For counties in the eastern coastal provinces or those near major cities, having already established infrastructure and service institutions, the next stage is “rural governance.” Apart from adhering to the CPC’s directives on promoting rural revitalization, developing rural culture, constructing safe rural areas, and improving customs, it requires the introduction of more professionals with governance expertise into the rural comprehensive revitalization work. The document indicates the implementation of a “Rural Revitalization Talent Support Plan,” emphasizing the need to enhance local talent cultivation, guide various urban professional and technical talents to serve in rural areas, and comprehensively improve the overall quality of farmers, promoting harmonious urban-rural integration and common prosperity.
Other Highlights
The 2024 document also addresses the unfair regional development issues in agricultural production and proposes a compensation mechanism for major grain-producing areas. Pilot programs will be implemented in five major grain-producing provinces: Inner Mongolia, Jilin, Heilongjiang, Anhui, and Henan. Considering factors such as grain production, distribution, and consumption in both major producing and consuming areas, financial support will be provided from the latter to the former, promoting horizontal compensation and expanding collaboration in industries, talents, and technological services to prevent losses in major grain-producing areas.

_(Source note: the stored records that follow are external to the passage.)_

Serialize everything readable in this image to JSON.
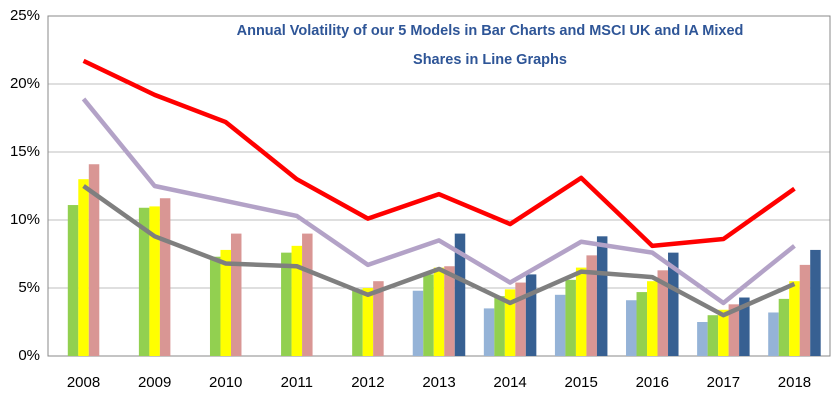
{
  "chart_data": {
    "type": "bar_line",
    "title": [
      "Annual Volatility of our 5 Models in Bar Charts and MSCI UK and IA Mixed",
      "Shares in Line Graphs"
    ],
    "categories": [
      "2008",
      "2009",
      "2010",
      "2011",
      "2012",
      "2013",
      "2014",
      "2015",
      "2016",
      "2017",
      "2018"
    ],
    "ylim": [
      0,
      25
    ],
    "yticks": [
      {
        "value": 0,
        "label": "0%"
      },
      {
        "value": 5,
        "label": "5%"
      },
      {
        "value": 10,
        "label": "10%"
      },
      {
        "value": 15,
        "label": "15%"
      },
      {
        "value": 20,
        "label": "20%"
      },
      {
        "value": 25,
        "label": "25%"
      }
    ],
    "grid": true,
    "bar_series": [
      {
        "color": "#95b3d7",
        "values": [
          null,
          null,
          null,
          null,
          null,
          4.8,
          3.5,
          4.5,
          4.1,
          2.5,
          3.2
        ]
      },
      {
        "color": "#92d050",
        "values": [
          11.1,
          10.9,
          7.3,
          7.6,
          4.9,
          6.0,
          4.4,
          5.6,
          4.7,
          3.0,
          4.2
        ]
      },
      {
        "color": "#ffff00",
        "values": [
          13.0,
          11.0,
          7.8,
          8.1,
          5.0,
          6.5,
          4.9,
          6.5,
          5.5,
          3.4,
          5.5
        ]
      },
      {
        "color": "#d99694",
        "values": [
          14.1,
          11.6,
          9.0,
          9.0,
          5.5,
          6.6,
          5.4,
          7.4,
          6.3,
          3.8,
          6.7
        ]
      },
      {
        "color": "#376092",
        "values": [
          null,
          null,
          null,
          null,
          null,
          9.0,
          6.0,
          8.8,
          7.6,
          4.3,
          7.8
        ]
      }
    ],
    "line_series": [
      {
        "color": "#ff0000",
        "values": [
          21.7,
          19.2,
          17.2,
          13.0,
          10.1,
          11.9,
          9.7,
          13.1,
          8.1,
          8.6,
          12.3
        ]
      },
      {
        "color": "#b3a2c7",
        "values": [
          18.9,
          12.5,
          11.4,
          10.3,
          6.7,
          8.5,
          5.4,
          8.4,
          7.6,
          3.9,
          8.1
        ]
      },
      {
        "color": "#7f7f7f",
        "values": [
          12.5,
          8.8,
          6.8,
          6.6,
          4.5,
          6.4,
          3.9,
          6.2,
          5.8,
          3.0,
          5.3
        ]
      }
    ]
  }
}
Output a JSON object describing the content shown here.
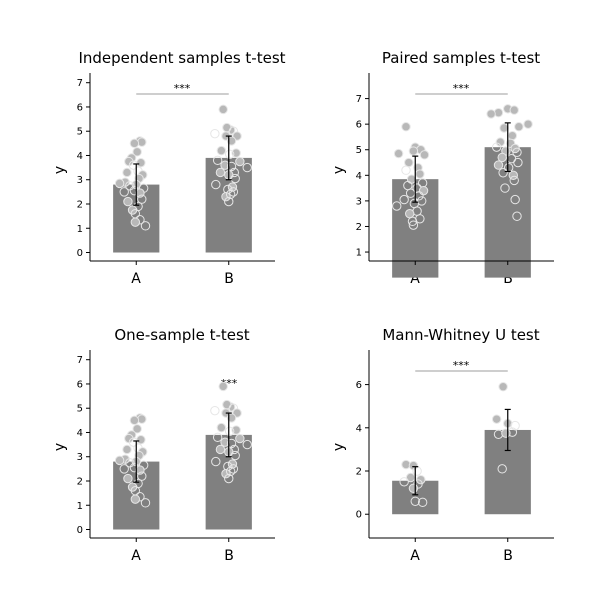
{
  "chart_data": [
    {
      "type": "bar",
      "title": "Independent samples t-test",
      "xlabel": "",
      "ylabel": "y",
      "categories": [
        "A",
        "B"
      ],
      "values": [
        2.8,
        3.9
      ],
      "errors": [
        0.85,
        0.9
      ],
      "ylim": [
        -0.35,
        7.4
      ],
      "yticks": [
        "0",
        "1",
        "2",
        "3",
        "4",
        "5",
        "6",
        "7"
      ],
      "significance": "***",
      "significance_bracket": true,
      "points": [
        [
          {
            "x": 0.04,
            "y": 4.6,
            "f": 1
          },
          {
            "x": 0.06,
            "y": 4.55,
            "f": 1
          },
          {
            "x": -0.02,
            "y": 4.5,
            "f": 1
          },
          {
            "x": 0.01,
            "y": 4.15,
            "f": 1
          },
          {
            "x": -0.05,
            "y": 3.9,
            "f": 1
          },
          {
            "x": -0.08,
            "y": 3.75,
            "f": 1
          },
          {
            "x": 0.05,
            "y": 3.7,
            "f": 1
          },
          {
            "x": -0.03,
            "y": 3.6,
            "f": 0
          },
          {
            "x": 0.02,
            "y": 3.35,
            "f": 0
          },
          {
            "x": -0.1,
            "y": 3.3,
            "f": 1
          },
          {
            "x": 0.07,
            "y": 3.2,
            "f": 1
          },
          {
            "x": 0.03,
            "y": 3.05,
            "f": 1
          },
          {
            "x": -0.12,
            "y": 2.9,
            "f": 1
          },
          {
            "x": -0.18,
            "y": 2.85,
            "f": 1
          },
          {
            "x": 0.0,
            "y": 2.8,
            "f": 1
          },
          {
            "x": -0.07,
            "y": 2.75,
            "f": 0
          },
          {
            "x": 0.08,
            "y": 2.65,
            "f": 0
          },
          {
            "x": -0.02,
            "y": 2.55,
            "f": 0
          },
          {
            "x": -0.13,
            "y": 2.5,
            "f": 0
          },
          {
            "x": 0.04,
            "y": 2.45,
            "f": 1
          },
          {
            "x": 0.06,
            "y": 2.2,
            "f": 0
          },
          {
            "x": -0.09,
            "y": 2.1,
            "f": 1
          },
          {
            "x": 0.02,
            "y": 1.9,
            "f": 0
          },
          {
            "x": -0.04,
            "y": 1.75,
            "f": 1
          },
          {
            "x": -0.01,
            "y": 1.6,
            "f": 0
          },
          {
            "x": 0.04,
            "y": 1.35,
            "f": 0
          },
          {
            "x": -0.01,
            "y": 1.25,
            "f": 1
          },
          {
            "x": 0.1,
            "y": 1.1,
            "f": 0
          }
        ],
        [
          {
            "x": -0.06,
            "y": 5.9,
            "f": 1
          },
          {
            "x": 0.02,
            "y": 5.05,
            "f": 1
          },
          {
            "x": -0.02,
            "y": 5.15,
            "f": 1
          },
          {
            "x": 0.05,
            "y": 5.0,
            "f": 0
          },
          {
            "x": -0.15,
            "y": 4.9,
            "f": 0
          },
          {
            "x": 0.09,
            "y": 4.8,
            "f": 1
          },
          {
            "x": -0.03,
            "y": 4.8,
            "f": 1
          },
          {
            "x": 0.03,
            "y": 4.6,
            "f": 1
          },
          {
            "x": -0.08,
            "y": 4.2,
            "f": 1
          },
          {
            "x": 0.08,
            "y": 4.1,
            "f": 1
          },
          {
            "x": 0.01,
            "y": 4.05,
            "f": 0
          },
          {
            "x": -0.12,
            "y": 3.8,
            "f": 0
          },
          {
            "x": 0.12,
            "y": 3.75,
            "f": 1
          },
          {
            "x": -0.04,
            "y": 3.6,
            "f": 1
          },
          {
            "x": 0.03,
            "y": 3.55,
            "f": 0
          },
          {
            "x": 0.2,
            "y": 3.5,
            "f": 0
          },
          {
            "x": -0.09,
            "y": 3.3,
            "f": 1
          },
          {
            "x": 0.06,
            "y": 3.3,
            "f": 0
          },
          {
            "x": 0.0,
            "y": 3.2,
            "f": 1
          },
          {
            "x": 0.07,
            "y": 3.05,
            "f": 0
          },
          {
            "x": -0.14,
            "y": 2.8,
            "f": 0
          },
          {
            "x": 0.04,
            "y": 2.7,
            "f": 1
          },
          {
            "x": -0.01,
            "y": 2.6,
            "f": 0
          },
          {
            "x": 0.05,
            "y": 2.5,
            "f": 0
          },
          {
            "x": -0.03,
            "y": 2.3,
            "f": 1
          },
          {
            "x": 0.0,
            "y": 2.1,
            "f": 0
          },
          {
            "x": 0.02,
            "y": 2.4,
            "f": 0
          }
        ]
      ]
    },
    {
      "type": "bar",
      "title": "Paired samples t-test",
      "xlabel": "",
      "ylabel": "y",
      "categories": [
        "A",
        "B"
      ],
      "values": [
        3.85,
        5.1
      ],
      "errors": [
        0.9,
        0.95
      ],
      "ylim": [
        0.65,
        8.0
      ],
      "yticks": [
        "1",
        "2",
        "3",
        "4",
        "5",
        "6",
        "7"
      ],
      "significance": "***",
      "significance_bracket": true,
      "points": [
        [
          {
            "x": -0.1,
            "y": 5.9,
            "f": 1
          },
          {
            "x": 0.0,
            "y": 5.1,
            "f": 1
          },
          {
            "x": -0.18,
            "y": 4.85,
            "f": 1
          },
          {
            "x": 0.06,
            "y": 5.0,
            "f": 1
          },
          {
            "x": -0.02,
            "y": 4.95,
            "f": 1
          },
          {
            "x": 0.1,
            "y": 4.8,
            "f": 1
          },
          {
            "x": -0.07,
            "y": 4.5,
            "f": 1
          },
          {
            "x": 0.03,
            "y": 4.3,
            "f": 1
          },
          {
            "x": -0.1,
            "y": 4.2,
            "f": 0
          },
          {
            "x": 0.05,
            "y": 4.05,
            "f": 1
          },
          {
            "x": -0.04,
            "y": 3.85,
            "f": 1
          },
          {
            "x": 0.08,
            "y": 3.7,
            "f": 0
          },
          {
            "x": -0.08,
            "y": 3.6,
            "f": 0
          },
          {
            "x": 0.02,
            "y": 3.5,
            "f": 0
          },
          {
            "x": 0.09,
            "y": 3.4,
            "f": 1
          },
          {
            "x": -0.05,
            "y": 3.3,
            "f": 0
          },
          {
            "x": 0.04,
            "y": 3.2,
            "f": 0
          },
          {
            "x": -0.12,
            "y": 3.05,
            "f": 0
          },
          {
            "x": 0.07,
            "y": 3.0,
            "f": 0
          },
          {
            "x": -0.01,
            "y": 2.9,
            "f": 0
          },
          {
            "x": -0.2,
            "y": 2.8,
            "f": 0
          },
          {
            "x": 0.02,
            "y": 2.6,
            "f": 0
          },
          {
            "x": -0.06,
            "y": 2.5,
            "f": 1
          },
          {
            "x": 0.05,
            "y": 2.3,
            "f": 0
          },
          {
            "x": -0.03,
            "y": 2.2,
            "f": 0
          },
          {
            "x": -0.02,
            "y": 2.05,
            "f": 0
          }
        ],
        [
          {
            "x": 0.0,
            "y": 6.6,
            "f": 1
          },
          {
            "x": 0.07,
            "y": 6.55,
            "f": 1
          },
          {
            "x": -0.1,
            "y": 6.45,
            "f": 1
          },
          {
            "x": -0.18,
            "y": 6.4,
            "f": 1
          },
          {
            "x": 0.22,
            "y": 6.0,
            "f": 1
          },
          {
            "x": 0.12,
            "y": 5.9,
            "f": 1
          },
          {
            "x": -0.04,
            "y": 5.85,
            "f": 1
          },
          {
            "x": 0.05,
            "y": 5.55,
            "f": 1
          },
          {
            "x": -0.08,
            "y": 5.3,
            "f": 1
          },
          {
            "x": 0.03,
            "y": 5.25,
            "f": 1
          },
          {
            "x": -0.12,
            "y": 5.1,
            "f": 0
          },
          {
            "x": 0.08,
            "y": 5.05,
            "f": 1
          },
          {
            "x": -0.02,
            "y": 4.95,
            "f": 1
          },
          {
            "x": 0.1,
            "y": 4.9,
            "f": 0
          },
          {
            "x": -0.06,
            "y": 4.7,
            "f": 1
          },
          {
            "x": 0.04,
            "y": 4.65,
            "f": 0
          },
          {
            "x": 0.11,
            "y": 4.5,
            "f": 0
          },
          {
            "x": -0.1,
            "y": 4.4,
            "f": 1
          },
          {
            "x": 0.01,
            "y": 4.3,
            "f": 0
          },
          {
            "x": -0.05,
            "y": 4.1,
            "f": 0
          },
          {
            "x": 0.06,
            "y": 4.0,
            "f": 1
          },
          {
            "x": 0.07,
            "y": 3.8,
            "f": 0
          },
          {
            "x": -0.03,
            "y": 3.5,
            "f": 0
          },
          {
            "x": 0.08,
            "y": 3.05,
            "f": 0
          },
          {
            "x": 0.1,
            "y": 2.4,
            "f": 0
          }
        ]
      ]
    },
    {
      "type": "bar",
      "title": "One-sample t-test",
      "xlabel": "",
      "ylabel": "y",
      "categories": [
        "A",
        "B"
      ],
      "values": [
        2.8,
        3.9
      ],
      "errors": [
        0.85,
        0.9
      ],
      "ylim": [
        -0.35,
        7.4
      ],
      "yticks": [
        "0",
        "1",
        "2",
        "3",
        "4",
        "5",
        "6",
        "7"
      ],
      "significance": "***",
      "significance_bracket": false,
      "points": [
        [
          {
            "x": 0.04,
            "y": 4.6,
            "f": 1
          },
          {
            "x": 0.06,
            "y": 4.55,
            "f": 1
          },
          {
            "x": -0.02,
            "y": 4.5,
            "f": 1
          },
          {
            "x": 0.01,
            "y": 4.15,
            "f": 1
          },
          {
            "x": -0.05,
            "y": 3.9,
            "f": 1
          },
          {
            "x": -0.08,
            "y": 3.75,
            "f": 1
          },
          {
            "x": 0.05,
            "y": 3.7,
            "f": 1
          },
          {
            "x": -0.03,
            "y": 3.6,
            "f": 0
          },
          {
            "x": 0.02,
            "y": 3.35,
            "f": 0
          },
          {
            "x": -0.1,
            "y": 3.3,
            "f": 1
          },
          {
            "x": 0.07,
            "y": 3.2,
            "f": 1
          },
          {
            "x": 0.03,
            "y": 3.05,
            "f": 1
          },
          {
            "x": -0.12,
            "y": 2.9,
            "f": 1
          },
          {
            "x": -0.18,
            "y": 2.85,
            "f": 1
          },
          {
            "x": 0.0,
            "y": 2.8,
            "f": 1
          },
          {
            "x": -0.07,
            "y": 2.75,
            "f": 0
          },
          {
            "x": 0.08,
            "y": 2.65,
            "f": 0
          },
          {
            "x": -0.02,
            "y": 2.55,
            "f": 0
          },
          {
            "x": -0.13,
            "y": 2.5,
            "f": 0
          },
          {
            "x": 0.04,
            "y": 2.45,
            "f": 1
          },
          {
            "x": 0.06,
            "y": 2.2,
            "f": 0
          },
          {
            "x": -0.09,
            "y": 2.1,
            "f": 1
          },
          {
            "x": 0.02,
            "y": 1.9,
            "f": 0
          },
          {
            "x": -0.04,
            "y": 1.75,
            "f": 1
          },
          {
            "x": -0.01,
            "y": 1.6,
            "f": 0
          },
          {
            "x": 0.04,
            "y": 1.35,
            "f": 0
          },
          {
            "x": -0.01,
            "y": 1.25,
            "f": 1
          },
          {
            "x": 0.1,
            "y": 1.1,
            "f": 0
          }
        ],
        [
          {
            "x": -0.06,
            "y": 5.9,
            "f": 1
          },
          {
            "x": 0.02,
            "y": 5.05,
            "f": 1
          },
          {
            "x": -0.02,
            "y": 5.15,
            "f": 1
          },
          {
            "x": 0.05,
            "y": 5.0,
            "f": 0
          },
          {
            "x": -0.15,
            "y": 4.9,
            "f": 0
          },
          {
            "x": 0.09,
            "y": 4.8,
            "f": 1
          },
          {
            "x": -0.03,
            "y": 4.8,
            "f": 1
          },
          {
            "x": 0.03,
            "y": 4.6,
            "f": 1
          },
          {
            "x": -0.08,
            "y": 4.2,
            "f": 1
          },
          {
            "x": 0.08,
            "y": 4.1,
            "f": 1
          },
          {
            "x": 0.01,
            "y": 4.05,
            "f": 0
          },
          {
            "x": -0.12,
            "y": 3.8,
            "f": 0
          },
          {
            "x": 0.12,
            "y": 3.75,
            "f": 1
          },
          {
            "x": -0.04,
            "y": 3.6,
            "f": 1
          },
          {
            "x": 0.03,
            "y": 3.55,
            "f": 0
          },
          {
            "x": 0.2,
            "y": 3.5,
            "f": 0
          },
          {
            "x": -0.09,
            "y": 3.3,
            "f": 1
          },
          {
            "x": 0.06,
            "y": 3.3,
            "f": 0
          },
          {
            "x": 0.0,
            "y": 3.2,
            "f": 1
          },
          {
            "x": 0.07,
            "y": 3.05,
            "f": 0
          },
          {
            "x": -0.14,
            "y": 2.8,
            "f": 0
          },
          {
            "x": 0.04,
            "y": 2.7,
            "f": 1
          },
          {
            "x": -0.01,
            "y": 2.6,
            "f": 0
          },
          {
            "x": 0.05,
            "y": 2.5,
            "f": 0
          },
          {
            "x": -0.03,
            "y": 2.3,
            "f": 1
          },
          {
            "x": 0.0,
            "y": 2.1,
            "f": 0
          },
          {
            "x": 0.02,
            "y": 2.4,
            "f": 0
          }
        ]
      ]
    },
    {
      "type": "bar",
      "title": "Mann-Whitney U test",
      "xlabel": "",
      "ylabel": "y",
      "categories": [
        "A",
        "B"
      ],
      "values": [
        1.55,
        3.9
      ],
      "errors": [
        0.65,
        0.95
      ],
      "ylim": [
        -1.1,
        7.6
      ],
      "yticks": [
        "0",
        "2",
        "4",
        "6"
      ],
      "ytick_values": [
        0,
        2,
        4,
        6
      ],
      "significance": "***",
      "significance_bracket": true,
      "points": [
        [
          {
            "x": -0.1,
            "y": 2.3,
            "f": 1
          },
          {
            "x": -0.02,
            "y": 2.25,
            "f": 1
          },
          {
            "x": 0.02,
            "y": 2.0,
            "f": 0
          },
          {
            "x": -0.05,
            "y": 1.7,
            "f": 1
          },
          {
            "x": 0.06,
            "y": 1.6,
            "f": 1
          },
          {
            "x": -0.12,
            "y": 1.5,
            "f": 0
          },
          {
            "x": 0.03,
            "y": 1.4,
            "f": 0
          },
          {
            "x": -0.02,
            "y": 1.2,
            "f": 1
          },
          {
            "x": 0.0,
            "y": 0.6,
            "f": 0
          },
          {
            "x": 0.08,
            "y": 0.55,
            "f": 0
          }
        ],
        [
          {
            "x": -0.05,
            "y": 5.9,
            "f": 1
          },
          {
            "x": -0.12,
            "y": 4.4,
            "f": 1
          },
          {
            "x": 0.0,
            "y": 4.2,
            "f": 1
          },
          {
            "x": 0.08,
            "y": 4.1,
            "f": 0
          },
          {
            "x": 0.05,
            "y": 3.8,
            "f": 0
          },
          {
            "x": -0.1,
            "y": 3.7,
            "f": 0
          },
          {
            "x": -0.02,
            "y": 3.75,
            "f": 1
          },
          {
            "x": -0.06,
            "y": 2.1,
            "f": 0
          }
        ]
      ]
    }
  ],
  "colors": {
    "bar": "#808080",
    "point_fill": "#b8b8b8",
    "point_edge": "#e6e6e6",
    "axis": "#000000",
    "bracket": "#b0b0b0"
  }
}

The key focus of promoting agricultural and rural work is to increase farmers’ income. To achieve this, subsidies for production materials will be linked and adjusted, efforts to prevent wage arrears for rural workers will be strengthened, support will be provided for the employment of older farmers, and measures to enhance farmers’ property rights will be implemented. The document emphasizes the need to develop a comprehensive rural elderly care service system, encouraging the construction of regional elderly care service centers tailored to local conditions, and promoting initiatives such as elderly meal assistance and mutual aid services.
Conclusion
The 2024 ” No. 1 Central Document” not only outlines a clear roadmap for rural comprehensive revitalization but also establishes “favorable” and “effective” KPI indicators. Whether the expected outcomes will materialize requires time for observation and validation. However, in the current challenging urban employment environment, the CCP’s promotion of the county-level rural comprehensive revitalization roadmap should attract some migrant workers returning from cities, addressing issues related to foreign capital withdrawal, private enterprise downturns, and the unemployment of young people in urban areas. The successful guidance of various professional and technical talents from cities to serve in rural areas remains a focal point for future attention.